Segundo a farmacêutica, o fato da planta ser ilegal no Brasil pode prejudicar o estudo científico. Isso porque muitos pacientes acabam recorrendo a vendedores ilegais com medicações que não passam por um controle de qualidade e não possuem garantia da quantidade correta de cada substância.
“Essa informação [da eficácia em tratamentos], no universo científico, ainda não está totalmente sistematizada. Então ainda não tem uma certeza científica. O que existe são os relatos”, comenta Maique.
Ela completa dizendo que muitos não sabem exatamente o que estão tomando. “O ‘cara’ não fala exatamente o que ele vendeu, não tem como garantir oficialmente porque é tudo feito de forma clandestina, o quanto de canabidiol tem no produto dele”. Isso porque a Cannabis possui mais de 70 substâncias diferentes, todas chamadas de canabinoides, entre elas o próprio Canabidiol e o THC.
A Santa Cannabis, por exemplo, só atendem pacientes com prescrição médica, explica o porta-voz da associação, pois entendem que ao contrário seria automedicação. “Isso a gente não concorda, é algo que precisa de ciência, de pesquisa, de conhecimento e que precisa de uma assessoria profissional de um especialista”, conta.
Apesar disso, o voluntário comenta que a importação é cara, então alguns pacientes acabam recorrendo ao mercado ilegal, que não garante procedência correta da fórmula.
No Brasil, o cultivo da erva é ilegal, porém alguns pacientes conseguem na justiça o direito ao plantio e extração para uso medicinal. Segundo a Santa Cannabis, no momento, 61 habeas corpus para esse tipo de autorização correm na justiça brasileira.
Outra opção é a importação. Em um ano de atendimento, a Santa Cannabis já auxilia 200 pacientes, 69% deles de Santa Catarina, incluindo Alma.
O formato da medicação varia, explica Silva. O Canabidiol pode ser utilizado em gotas ou como pomada, no caso de doenças de pele como queimaduras e psoríase. Na fórmula também há a substância THC, citada por Maique.
No autismo, por exemplo, muitos pacientes têm epilepsia, conta o voluntário, que defende que o Canabidiol é uma ótima opção.
O valor para importar a medicação pode chegar a R$ 2 mil e os trâmites são demorados. Atualmente, a Santa Cannabis está na justiça para conquistar a autorização do cultivo coletivo.

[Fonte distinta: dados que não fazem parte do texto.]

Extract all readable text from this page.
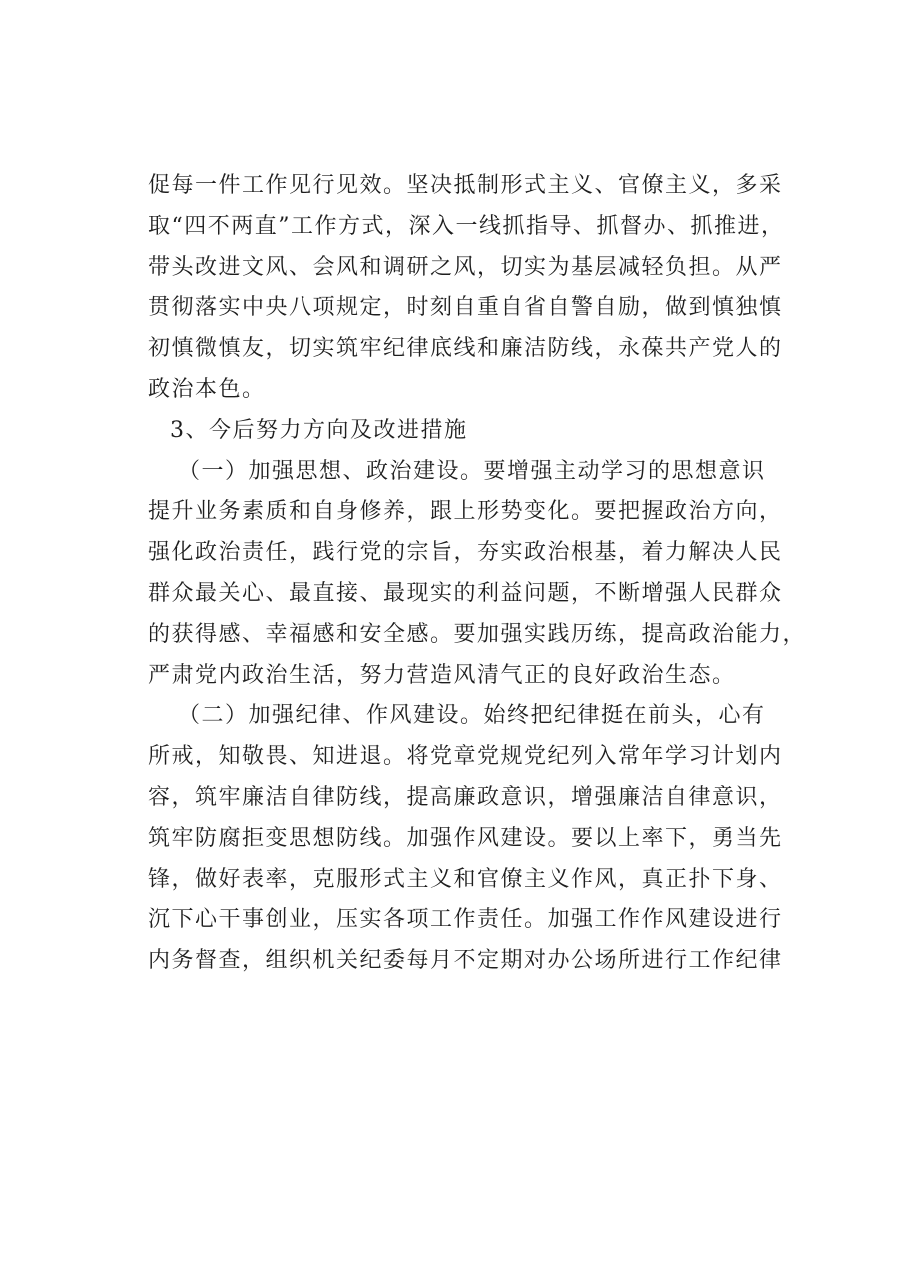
促每一件工作见行见效。坚决抵制形式主义、官僚主义，多采
取“四不两直”工作方式，深入一线抓指导、抓督办、抓推进，
带头改进文风、会风和调研之风，切实为基层减轻负担。从严
贯彻落实中央八项规定，时刻自重自省自警自励，做到慎独慎
初慎微慎友，切实筑牢纪律底线和廉洁防线，永葆共产党人的
政治本色。
3、今后努力方向及改进措施
（一）加强思想、政治建设。要增强主动学习的思想意识
提升业务素质和自身修养，跟上形势变化。要把握政治方向，
强化政治责任，践行党的宗旨，夯实政治根基，着力解决人民
群众最关心、最直接、最现实的利益问题，不断增强人民群众
的获得感、幸福感和安全感。要加强实践历练，提高政治能力，
严肃党内政治生活，努力营造风清气正的良好政治生态。
（二）加强纪律、作风建设。始终把纪律挺在前头，心有
所戒，知敬畏、知进退。将党章党规党纪列入常年学习计划内
容，筑牢廉洁自律防线，提高廉政意识，增强廉洁自律意识，
筑牢防腐拒变思想防线。加强作风建设。要以上率下，勇当先
锋，做好表率，克服形式主义和官僚主义作风，真正扑下身、
沉下心干事创业，压实各项工作责任。加强工作作风建设进行
内务督查，组织机关纪委每月不定期对办公场所进行工作纪律
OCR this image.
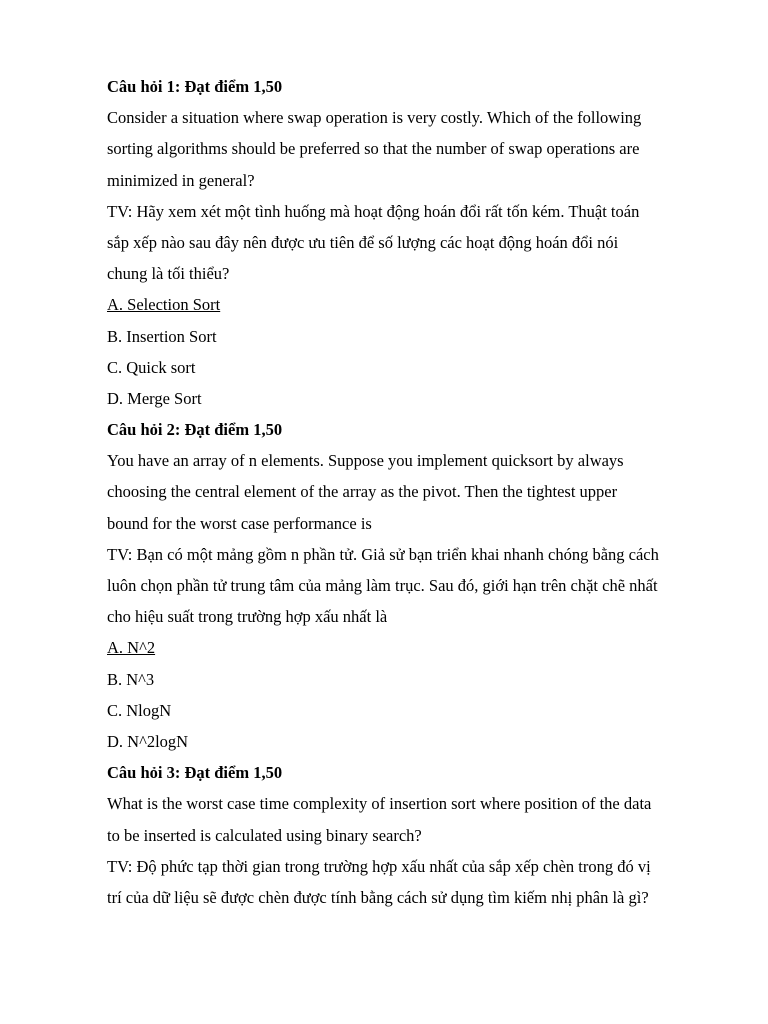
Câu hỏi 1: Đạt điểm 1,50
Consider a situation where swap operation is very costly. Which of the following
sorting algorithms should be preferred so that the number of swap operations are
minimized in general?
TV: Hãy xem xét một tình huống mà hoạt động hoán đổi rất tốn kém. Thuật toán
sắp xếp nào sau đây nên được ưu tiên để số lượng các hoạt động hoán đổi nói
chung là tối thiểu?
A. Selection Sort
B. Insertion Sort
C. Quick sort
D. Merge Sort
Câu hỏi 2: Đạt điểm 1,50
You have an array of n elements. Suppose you implement quicksort by always
choosing the central element of the array as the pivot. Then the tightest upper
bound for the worst case performance is
TV: Bạn có một mảng gồm n phần tử. Giả sử bạn triển khai nhanh chóng bằng cách
luôn chọn phần tử trung tâm của mảng làm trục. Sau đó, giới hạn trên chặt chẽ nhất
cho hiệu suất trong trường hợp xấu nhất là
A. N^2
B. N^3
C. NlogN
D. N^2logN
Câu hỏi 3: Đạt điểm 1,50
What is the worst case time complexity of insertion sort where position of the data
to be inserted is calculated using binary search?
TV: Độ phức tạp thời gian trong trường hợp xấu nhất của sắp xếp chèn trong đó vị
trí của dữ liệu sẽ được chèn được tính bằng cách sử dụng tìm kiếm nhị phân là gì?
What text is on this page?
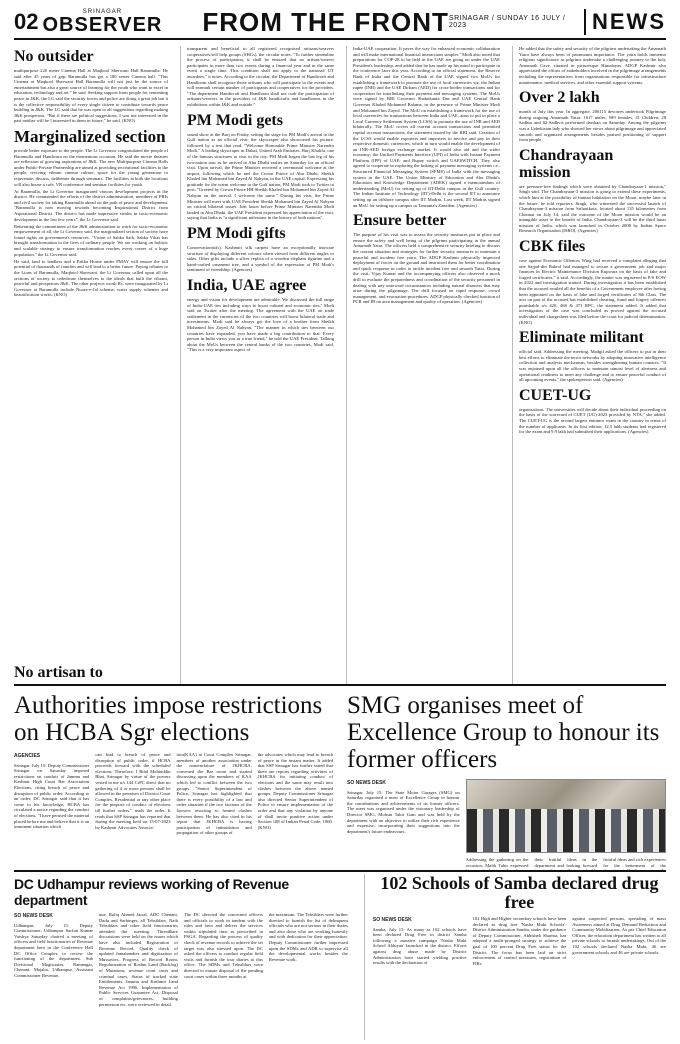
02	SRINAGAR
OBSERVER FROM THE FRONT SRINAGAR / SUNDAY 16 JULY / 2023	NEWS
No outsider
multipurpose 220 meter Cinema Hall at Maqbool Sherwani Hall Baramulla. He said after 45 years of gap, Baramulla has got a 180 seater Cinema hall. "This Cinema at Maqbool Sherwani Hall Baramulla will not just be the source of entertainment but also a great source of learning for the youth who want to excel in education, technology and art," he said. Seeking support from people for cementing peace in J&K, the LG said the security forces and police are doing a great job but it is the collective responsibility of every single citizen to contribute towards peace building in J&K. The LG said that he was open to all suggestions regarding making J&K prosperous. "But if there are political suggestions, I was not interested in the past neither will be I interested in them in future," he said. (KNO)
Marginalized section

provide better exposure to the people. The Lt Governor congratulated the people of Baramulla and Handwara on the momentous occasion. He said the movie theatres are reflection of growing aspirations of J&K. The new Multipurpose Cinema Halls under Public-Private Partnership are aimed at providing recreational facilities to the people, reviving vibrant cinema culture, space for the young generation to rejuvenate, discuss, deliberate through seminars. The facilities at both the locations will also house a cafe, VR conference and seminar facilities for youth.

At Baramulla, the Lt Governor inaugurated various development projects in the district. He commended the efforts of the district administration, members of PRIs and civil society for taking Baramulla ahead on the path of peace and development. "Baramulla is now moving towards becoming Inspirational District from Aspirational District. The district has made impressive strides in socio-economic development in the last few years", the Lt Governor said.

Reiterating the commitment of the J&K administration to work for socio-economic empowerment of all, the Lt Governor said, the marginalized section of society have found rights on government's resources. "Vision of Sabka Sath, Sabka Vikas has brought transformation in the lives of ordinary people. We are working on holistic and scalable strategy to ensure transformation reaches every corner of a huge population," the Lt Governor said.

He said, land to landless and a Pakka House under PMAY will ensure the full potential of thousands of families and will lead to a better future. Paying tributes to the Lions of Baramulla, Maqbool Sherwani, the Lt Governor called upon all the sections of society to rededicate themselves to the ideals that built the vibrant, peaceful and prosperous J&K. The other projects worth Rs. were inaugurated by Lt Governor at Baramulla include Nuaze-e-Jal scheme, water supply schemes and beautification works. (KNO)

No artisan to
transparent and beneficial to all registered recognised artisans/weavers cooperatives/self help groups (SHGs), the circular notes. "To further streamline the process of participation, it shall be ensured that no artisan/weaver participates in more than two events during a financial year and in the same event a single time. This condition shall not apply to the national/ UT awardees," it notes. According to the circular, the Department of Handicraft and Handloom shall recognise those artisans who will participate in the events and will earmark certain number of participants and cooperatives for the providers. "The department Handicraft and Handloom shall not curb the participation of artisans/weavers in the providers of J&K handicrafts and handlooms in the exhibitions within J&K and outside."
PM Modi gets
sound show at the Burj on Friday, setting the stage for PM Modi's arrival to the Gulf nation as an official visit; the skyscraper also showcased his picture, followed by a text that read: "Welcome Honorable Prime Minister Narendra Modi." A leading skyscraper in Dubai, United Arab Emirates, Burj Khalifa, one of the famous structures to visit in the city. PM Modi began the last leg of his two-nation tour as he arrived in Abu Dhabi earlier on Saturday for an official visit. Upon arrival, the Prime Minister received a ceremonial welcome at the airport, following which he met the Crown Prince of Abu Dhabi, Sheikh Khaled bin Mohamed bin Zayed Al Nahyan, in the UAE capital. Expressing his gratitude for the warm welcome to the Gulf nation, PM Modi took to Twitter to post, "Greeted by Crown Prince HH Sheikh Khaled bin Mohamed bin Zayed Al Nahyan on the arrival. I welcome the same." During his visit, the Prime Minister will meet with UAE President Sheikh Mohamed bin Zayed Al Nahyan on critical bilateral issues. Just hours before Prime Minister Narendra Modi landed in Abu Dhabi, the UAE President expressed his appreciation of the visit, saying that India is "a significant milestone in the history of both nations".
PM Modi gifts
Conservationist(s), Kashmiri silk carpets have an exceptionally intricate structure of displaying different colours when viewed from different angles or sides. Other gifts include a silver replica of a wooden elephant figurine and a hand-crafted ornament tree, and a symbol of the expression of PM Modi's sentiment of friendship. (Agencies)
India, UAE agree
energy and vision for development are admirable. We discussed the full range of India-UAE ties including ways to boost cultural and economic ties," Modi said on Twitter after the meeting. The agreement with the UAE on trade settlement in the currencies of the two countries will boost bilateral trade and investments. Modi said he always got the love of a brother from Sheikh Mohamed bin Zayed Al Nahyan. "The manner in which ties between our countries have expanded, you have made a big contribution to that. Every person in India views you as a true friend," he told the UAE President. Talking about the MoUs between the central banks of the two countries, Modi said, "This is a very important aspect of
India-UAE cooperation. It paves the way for enhanced economic collaboration and will make international financial interactions simpler." Modi also noted that preparations for COP-28 to be held in the UAE are going on under the UAE President's leadership, and added that he has made up his mind to participate in the conference later this year. According to an official statement, the Reserve Bank of India and the Central Bank of the UAE signed two MoUs for establishing a framework to promote the use of local currencies viz. the Indian rupee (INR) and the UAE Dirham (AED) for cross-border transactions and for cooperation for interlinking their payment and messaging systems. The MoUs were signed by RBI Governor Shaktikanta Das and UAE Central Bank Governor Khaled Mohamed Balama, in the presence of Prime Minister Modi and Mohamed bin Zayed. The MoU on establishing a framework for the use of local currencies for transactions between India and UAE, aims to put in place a Local Currency Settlement System (LCSS) to promote the use of INR and AED bilaterally. The MoU covers all current account transactions and permitted capital account transactions, the statement issued by the RBI said. Creation of the LCSS would enable exporters and importers to invoice and pay in their respective domestic currencies, which in turn would enable the development of an INR-AED foreign exchange market. It would also aid and the wider economy; the Unified Payments Interface (UPI) of India with Instant Payment Platform (IPP) of UAE; and Rupay switch and UAESWITCH. They also agreed to cooperate in exploring the linking of payment messaging systems i.e., Structured Financial Messaging System (SFMS) of India with the messaging system in the UAE. The Union Ministry of Education and Abu Dhabi's Education and Knowledge Department (ADEK) signed a memorandum of understanding (MoU) for setting up of IIT-Delhi campus in the Gulf country. The Indian Institute of Technology (IIT)-Delhi is the second IIT to announce setting up an offshore campus after IIT Madras. Last week, IIT Madras signed an MoU for setting up a campus in Tanzania's Zanzibar. (Agencies)
Ensure better
The purpose of his visit was to assess the security measures put in place and ensure the safety and well being of the pilgrims participating in the annual Amarnath Yatra. The officers held a comprehensive security briefing to discuss the current situation and strategies for further security measures to maintain a peaceful and incident free yatra. The ADGP Kashmir physically inspected deployment of forces on the ground and instructed them for better coordination and quick response in order to tackle incident free and smooth Yatra. During the visit, Vijay Kumar and the accompanying officers also observed a mock drill to evaluate the preparedness and coordination of the security personnel in dealing with any untoward circumstances including natural disasters that may arise during the pilgrimage. The drill focused on rapid response, crowd management, and evacuation procedures. ADGP physically checked function of PCR and IB on area management and quality of operation. (Agencies)
He added that the safety and security of the pilgrims undertaking the Amarnath Yatra have always been of paramount importance. The yatra holds immense religious significance as pilgrims undertake a challenging journey to the holy Amarnath Cave, situated in picturesque Himalayas. ADGP Kashmir also appreciated the efforts of stakeholders involved in the pilgrimage arrangements including the representatives from organisations responsible for infrastructure maintenance, medical services, and other essential support systems.
Over 2 lakh
month of July this year. In aggregate, 206115 devotees undertook Pilgrimage during ongoing Amarnath Yatra. 1617 males, 589 females, 41 Children, 28 Sadhus and 62 Sadhvis performed darshan on Saturday. Among the pilgrims was a Uzbekistan lady who showed her views about pilgrimage and appreciated smooth and organized arrangements besides praised positioning of support from people.
Chandrayaan mission
are pressure-free findings which were obtained by Chandrayaan-1 mission," Singh said. The Chandrayaan-3 mission is going to extend these experiments, which hint at the possibility of human habitation on the Moon, maybe later in the future, he told reporters. Singh, who witnessed the successful launch of Chandrayaan-3 mission from Sriharikota, located about 135 kilometres from Chennai on July 14, said the outcome of the Moon mission would be an intangible asset to the benefit of India. Chandrayaan-3 will be the third lunar mission of India, which was launched in October 2008 by Indian Space Research Organisation (ISRO). (Agencies)
CBK files
case against Economic Offences Wing had received a complaint alleging that one Sajjad-din Bakrol had managed to secure a government job and major finances in Electric Maintenance Division Kupwara on the basis of fake and forged certificates," it said. Accordingly, the matter was registered in P/S EOW in 2022 and investigation started. During investigation it has been established that the accused availed all the benefits of a Government employee after having been appointed on the basis of fake and forged certificates of 8th Class. The acts on part of the accused has established cheating, fraud and forgery offences punishable u/s 420, 468 & 471 RPC, the statement added. It added that investigation of the case was concluded as proved against the accused individual and chargesheet was filed before the court for judicial determination. (KNO)
Eliminate militant
official said. Addressing the meeting, Madgil asked the officers to put in their best efforts to eliminate the terror networks by adopting innovative intelligence collection and analysis mechanism, besides strengthening human contacts. "It was enjoined upon all the officers to maintain utmost level of alertness and operational readiness to meet any challenge and to ensure peaceful conduct of all upcoming events," the spokesperson said. (Agencies)
CUET-UG
organisations. The universities will decide about their individual proceeding on the basis of the scorecard of CUET (UG)-2023 provided by NTA," she added. The CUET-UG is the second largest entrance exam in the country in terms of the number of applicants. In its first edition, 12.5 lakh students had registered for the exam and 9.9 lakh had submitted their applications. (Agencies)
Authorities impose restrictions on HCBA Sgr elections
AGENCIES
Srinagar, July 15: Deputy Commissioner Srinagar on Saturday imposed restrictions on conduct of Jammu and Kashmir High Court Bar Association Elections, citing breach of peace and disruption of public order. According to an order, DC Srinagar said that it has come to his knowledge, HCBA has circulated a notice regarding the conduct of elections. "I have perused the material placed before me and believe that it is an imminent situation which
can lead to breach of peace and disruption of public order, if HCBA proceeds forward with the scheduled elections. Therefore, I Bilal Mohiuddin Bhat, Srinagar by virtue of the powers vested in me u/s 144 CrPC direct that no gathering of 4 or more persons shall be allowed in the premises of District Court Complex, Residential or any other place for the purpose of conduct of elections till further orders," reads the order. It reads that SSP Srinagar has reported that during the meeting held on 15-07-2023 by Kashmir Advocates Associa-
tion(KAA) at Court Complex Srinagar, members of another association under the nomenclature of JKHCBA, convened the Bar room and started discussing upon the members of KAA which led to conflict between the two groups. "Senior Superintendent of Police, Srinagar has highlighted that there is every possibility of a law and order situation if the two factions of the lawyers resorting to heated clashes between them. He has also cited in his report that JKHCBA is having participation of intimidation and propagation of other groups of
the advocates which may lead to breach of peace in the instant matter. It added that SSP Srinagar has further stated that there are reports regarding activities of JKHCBA for initiating conduct of elections and the same may result into clashes between the above named groups. Deputy Commissioner Srinagar also directed Senior Superintendent of Police to ensure implementation of the order and that any violation by anyone of shall invite punitive action under Section 188 of Indian Penal Code, 1860. (KNO)
SMG organises meet of Excellence Group to honour its former officers
SO NEWS DESK
Srinagar, July 15: The State Motor Garages (SMG) on Saturday organised a meet of Excellence Group to honour the contributions and achievements of its former officers. The meet was organised under the visionary leadership of Director SMG, Mohsin Tahir Gani and was held by the department with an objective to utilize their rich experience and expertise, incorporating their suggestions into the department's future endeavours.
Addressing the gathering on the occasion, Malik Tahir expressed
their fruitful ideas in the department and looking forward
fruitful ideas and rich experiences for the betterment of the
DC Udhampur reviews working of Revenue department
SO NEWS DESK
Udhampur, July 15: Deputy Commissioner, Udhampur Sachin Kumar Vaishya Saturday chaired a meeting of officers and field functionaries of Revenue department here in the Conference Hall DC Office Complex to review the functioning of the department. Sub Divisional Magistrates, Ramnagar, Chenani, Majalta, Udhampur, Assistant Commissioner Revenue,
nue, Rafiq Ahmed Jarral, ADC Chenani, Dadu and Sarbinger, all Tehsildars, Naib Tehsildars and other field functionaries attended the meeting. Threadbare discussions were held on the issues which have also included Registration of Revenue Record, Quality check of updated Jamabandies and digitization of Mussavies, Progress of Record Room, Regularization of Roshni Land (Backlog) of Mutations, revenue court cases and criminal cases, Status of tracked state Entitlements, Jammu and Kashmir Land Revenue Act 1996. Implementation of Public Services Guarantee Act, Disposal of complaints/grievances, building permission etc. were reviewed in detail.
The DC directed the concerned officers and officials to work in tandem with the rules and laws and deliver the services within stipulated time as prescribed in PSGA. Regarding the process of quality check of revenue records to achieve the set target was also stressed upon. The DC asked the officers to conduct regular field visits and furnish the tour diaries to this office. The SDMs and Tehsildars were directed to ensure disposal of the pending court cases within three months at
the maximum. The Tehsildars were further directed to furnish the list of delinquent officials who are not serious in their duties and also those who are working honestly and with dedication for their appreciation. Deputy Commissioner further impressed upon the SDMs and ADR to supervise all the developmental works besides the Revenue work.
102 Schools of Samba declared drug free
SO NEWS DESK
Samba, July 15: As many as 102 schools have been declared Drug Free in district Samba following a massive campaign 'Nasha Mukt School Abhiyan' launched in the district. Efforts against drug abuse made by District Administration have started yielding positive results with the declaration of
102 High and Higher secondary schools have been declared as drug free 'Nasha Mukt Schools'. District Administration Samba, under the guidance of Deputy Commissioner, Abhishek Sharma, has adopted a multi-pronged strategy to achieve the goal of 100 percent Drug Free status for the District. The focus has been laid on strict enforcement of control measures, registration of FIRs
against suspected persons, spreading of mass Awareness aimed at Drug Demand Reduction and Community Mobilization. As per Chief Education Officer, the education department has written to all private schools to furnish undertakings. Out of the 102 schools declared Nasha Mukt, 46 are government schools and 46 are private schools.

A Abrace Esperança, da Paraíba, parceira da associação catarinense, já conseguiu a autorização legal para o cultivo coletivo e possui cerca de três mil pacientes e mais outros seis mil em espera, conta Silva.
O procedimento para importar consiste em autorização da Anvisa, passagem pela alfândega, comprovação de documentos e receita médica. Segundo o voluntário, isso pode levar cerca de quatro meses.
“A importação, por mais que a pessoa tenha condições financeiras, ainda faz o paciente perder muito tempo”, se queixa.
Enquanto a autorização não é concedida, a associação auxilia os pacientes na procura pelo produto, trazido principalmente dos Estados Unidos.
Em dezembro de 2019, a Anvisa simplificou e expandiu as opções de importação. Agora, o medicamento pode ser comprado em Portugal, Itália, e trazido ao Brasil com um pouco mais de facilidade.